Neue Westfälische (Bielefeld): Kommentar Ex-Kanzleramtsminister Pofalla soll zur Bahn AG

Bielefeld (ots) - Ein Minister tritt ab. Einer der engsten Vertrauten der Kanzlerin will nicht mehr. Man dürfe nicht nur für den Job leben, 18 Stunden am Tag, sieben Tage in der Woche. Es müsse, heißt es, auch so etwas wie ein Privatleben geben. Ronald Pofalla tritt ab. Respekt! 15 Tage später taucht der Ex-Kanzleramtschef wieder auf. Pofalla soll zur Bahn AG wechseln. In den Vorstand. Ein neues Ressort wird nur für ihn geschaffen.
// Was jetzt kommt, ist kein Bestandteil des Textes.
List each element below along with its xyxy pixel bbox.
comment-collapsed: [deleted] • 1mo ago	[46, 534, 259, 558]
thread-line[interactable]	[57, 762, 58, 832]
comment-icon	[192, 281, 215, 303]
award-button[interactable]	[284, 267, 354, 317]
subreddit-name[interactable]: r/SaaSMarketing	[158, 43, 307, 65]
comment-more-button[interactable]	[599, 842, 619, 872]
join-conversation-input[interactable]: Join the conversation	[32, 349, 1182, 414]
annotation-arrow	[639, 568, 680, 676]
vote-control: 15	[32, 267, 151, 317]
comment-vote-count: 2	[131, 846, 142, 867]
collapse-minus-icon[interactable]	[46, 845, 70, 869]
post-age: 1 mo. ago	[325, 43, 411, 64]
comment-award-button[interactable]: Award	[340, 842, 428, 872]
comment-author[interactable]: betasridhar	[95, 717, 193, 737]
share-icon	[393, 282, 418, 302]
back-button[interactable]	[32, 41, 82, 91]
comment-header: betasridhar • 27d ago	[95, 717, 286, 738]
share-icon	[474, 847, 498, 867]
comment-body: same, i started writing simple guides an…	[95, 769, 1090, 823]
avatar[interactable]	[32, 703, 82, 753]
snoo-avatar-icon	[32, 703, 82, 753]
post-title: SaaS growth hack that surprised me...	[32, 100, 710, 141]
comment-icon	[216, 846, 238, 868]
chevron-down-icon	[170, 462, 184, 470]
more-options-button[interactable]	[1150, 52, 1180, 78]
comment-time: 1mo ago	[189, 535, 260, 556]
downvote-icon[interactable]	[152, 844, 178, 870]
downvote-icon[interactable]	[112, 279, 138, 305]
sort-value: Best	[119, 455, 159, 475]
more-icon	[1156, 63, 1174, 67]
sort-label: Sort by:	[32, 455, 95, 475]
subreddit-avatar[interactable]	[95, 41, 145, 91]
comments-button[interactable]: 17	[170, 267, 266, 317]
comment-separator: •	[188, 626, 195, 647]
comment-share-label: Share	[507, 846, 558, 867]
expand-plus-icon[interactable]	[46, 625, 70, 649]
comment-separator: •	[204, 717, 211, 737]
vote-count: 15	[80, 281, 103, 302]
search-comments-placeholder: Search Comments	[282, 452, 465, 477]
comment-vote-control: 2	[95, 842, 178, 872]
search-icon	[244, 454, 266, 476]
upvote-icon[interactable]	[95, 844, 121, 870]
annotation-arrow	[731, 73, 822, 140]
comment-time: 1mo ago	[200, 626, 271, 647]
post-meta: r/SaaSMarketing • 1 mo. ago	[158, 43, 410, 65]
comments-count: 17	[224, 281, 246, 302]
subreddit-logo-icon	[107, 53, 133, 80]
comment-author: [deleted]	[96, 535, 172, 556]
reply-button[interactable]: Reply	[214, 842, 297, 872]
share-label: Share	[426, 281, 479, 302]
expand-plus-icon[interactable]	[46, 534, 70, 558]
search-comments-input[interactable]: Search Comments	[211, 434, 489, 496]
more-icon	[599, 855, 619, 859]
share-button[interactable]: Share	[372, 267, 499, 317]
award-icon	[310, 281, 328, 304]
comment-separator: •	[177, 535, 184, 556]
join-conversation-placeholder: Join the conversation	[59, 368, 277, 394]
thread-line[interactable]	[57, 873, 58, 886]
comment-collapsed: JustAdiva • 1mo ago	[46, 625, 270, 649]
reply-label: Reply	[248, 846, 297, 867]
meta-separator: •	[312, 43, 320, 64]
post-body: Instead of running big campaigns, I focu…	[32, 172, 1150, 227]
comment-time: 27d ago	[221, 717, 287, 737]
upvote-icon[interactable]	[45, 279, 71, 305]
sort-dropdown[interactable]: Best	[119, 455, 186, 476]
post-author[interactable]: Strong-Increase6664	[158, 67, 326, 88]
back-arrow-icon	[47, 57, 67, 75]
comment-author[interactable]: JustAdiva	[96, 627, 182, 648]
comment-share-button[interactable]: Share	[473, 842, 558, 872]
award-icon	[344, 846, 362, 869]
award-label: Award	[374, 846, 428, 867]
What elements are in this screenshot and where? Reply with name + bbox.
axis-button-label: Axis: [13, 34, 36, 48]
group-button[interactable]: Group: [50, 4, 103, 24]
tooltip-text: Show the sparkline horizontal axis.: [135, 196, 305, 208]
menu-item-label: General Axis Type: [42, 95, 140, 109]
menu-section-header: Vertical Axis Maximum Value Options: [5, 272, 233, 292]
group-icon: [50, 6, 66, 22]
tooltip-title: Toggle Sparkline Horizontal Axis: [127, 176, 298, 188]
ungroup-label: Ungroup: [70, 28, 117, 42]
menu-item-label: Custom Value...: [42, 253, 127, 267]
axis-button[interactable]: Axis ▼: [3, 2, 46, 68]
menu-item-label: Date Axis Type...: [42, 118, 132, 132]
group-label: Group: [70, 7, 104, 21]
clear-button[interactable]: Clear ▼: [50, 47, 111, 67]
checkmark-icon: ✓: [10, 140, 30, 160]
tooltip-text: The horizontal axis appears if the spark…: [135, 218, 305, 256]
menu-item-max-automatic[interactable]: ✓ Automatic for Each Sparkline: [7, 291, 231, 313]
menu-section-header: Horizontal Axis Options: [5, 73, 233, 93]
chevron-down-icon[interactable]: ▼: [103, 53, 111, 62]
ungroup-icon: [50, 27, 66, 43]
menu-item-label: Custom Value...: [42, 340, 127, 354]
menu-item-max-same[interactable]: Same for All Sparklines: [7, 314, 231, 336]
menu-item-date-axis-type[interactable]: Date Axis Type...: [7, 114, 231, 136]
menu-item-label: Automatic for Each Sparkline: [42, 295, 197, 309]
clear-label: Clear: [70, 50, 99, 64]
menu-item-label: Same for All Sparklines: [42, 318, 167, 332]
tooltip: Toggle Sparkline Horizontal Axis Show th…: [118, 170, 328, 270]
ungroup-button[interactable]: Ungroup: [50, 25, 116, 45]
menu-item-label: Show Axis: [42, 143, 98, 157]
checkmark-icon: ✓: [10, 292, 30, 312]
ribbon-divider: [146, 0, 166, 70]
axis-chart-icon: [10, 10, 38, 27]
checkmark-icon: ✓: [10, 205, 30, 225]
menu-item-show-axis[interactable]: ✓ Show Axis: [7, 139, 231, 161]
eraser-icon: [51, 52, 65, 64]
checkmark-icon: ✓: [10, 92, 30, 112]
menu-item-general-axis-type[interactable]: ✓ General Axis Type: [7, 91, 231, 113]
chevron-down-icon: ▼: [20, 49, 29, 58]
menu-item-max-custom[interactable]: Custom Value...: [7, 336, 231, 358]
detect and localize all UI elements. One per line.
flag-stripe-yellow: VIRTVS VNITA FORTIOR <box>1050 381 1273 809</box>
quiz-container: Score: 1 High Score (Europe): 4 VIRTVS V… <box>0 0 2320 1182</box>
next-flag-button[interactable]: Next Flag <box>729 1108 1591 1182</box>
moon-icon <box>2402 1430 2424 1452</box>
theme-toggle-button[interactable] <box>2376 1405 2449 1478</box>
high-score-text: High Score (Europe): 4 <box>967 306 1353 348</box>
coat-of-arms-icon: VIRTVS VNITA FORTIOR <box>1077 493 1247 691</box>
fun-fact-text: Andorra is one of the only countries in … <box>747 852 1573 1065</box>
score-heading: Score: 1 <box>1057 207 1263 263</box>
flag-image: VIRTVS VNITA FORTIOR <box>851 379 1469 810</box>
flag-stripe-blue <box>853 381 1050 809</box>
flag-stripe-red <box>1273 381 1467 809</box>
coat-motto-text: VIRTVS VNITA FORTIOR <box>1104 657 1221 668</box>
Er soll sich um langfristige Unternehmensstrategie kümmern und Kontakte zur Politik halten, die in Berlin und die bei der EU in Brüssel. Geschätztes Jahressalär: zwischen 1,3 und 1,8 Millionen Euro. Die Bahn ist in Staatsbesitz. Das hat Geschmack! Selbstverständlich haben Politiker das Recht auf Veränderung. Selbstverständlich dürfen Ex-Minister privatisieren. Und selbstverständlich dürfen Ex-Zuarbeiter einer Regierungschefin, die viele Opfer für ihren Dienst bringen müssen, auch an sich, ihr Privatleben und ihre Interessen jenseits von Politik und Regierung denken. Aber der Wechsel zur Bahn wirft Fragen auf. Wenn Pofalla es fertigbrächte, alle Züge der Bahn künftig pünktlich fahren zu lassen, wäre man vielleicht geneigt, seinen Wechsel von Kritik zu verschonen. Aber das ist aussichtslos. Wenn Pofalla weniger arbeiten wollte - wie verträgt sich das mit einem Job, für den er zwischen Berlin und Brüssel pendeln muss? Wenn der Job weniger anstrengend sein soll, als es der bei der Kanzlerin war
wieso wird er dann auf der Spitzenebene des Vorstands angesiedelt und nicht - wie bislang - auf der Beraterebene? Wenn die Bahn zum Teil privatisiert werden soll - darf dann ein Ex-Minister unmittelbar nach seinem Ausscheiden ohne Unterbrechung dort neue Aufgaben übernehmen? Immer wieder suchen Politiker den Weg zu gut dotierten Jobs in der Wirtschaft. Ex-Kanzler Schröder tat es, Ex-Umweltminister Röttgen scheiterte damit. Gegen Merkels Ex-Staatsminister von Klaeden, der zu Daimler wechselte, laufen derzeit Ermittlungen wegen Vorteilsnahme im Amt. Nun will Pofalla zur Bahn. Die Kanzlerin profitiert von einem Vertrauten in dem Milliarden-Unternehmen. Für Merkel also mag der Wechsel in Ordnung sein. Für die Bürger bleibt es ein fragwürdiges Netzwerken.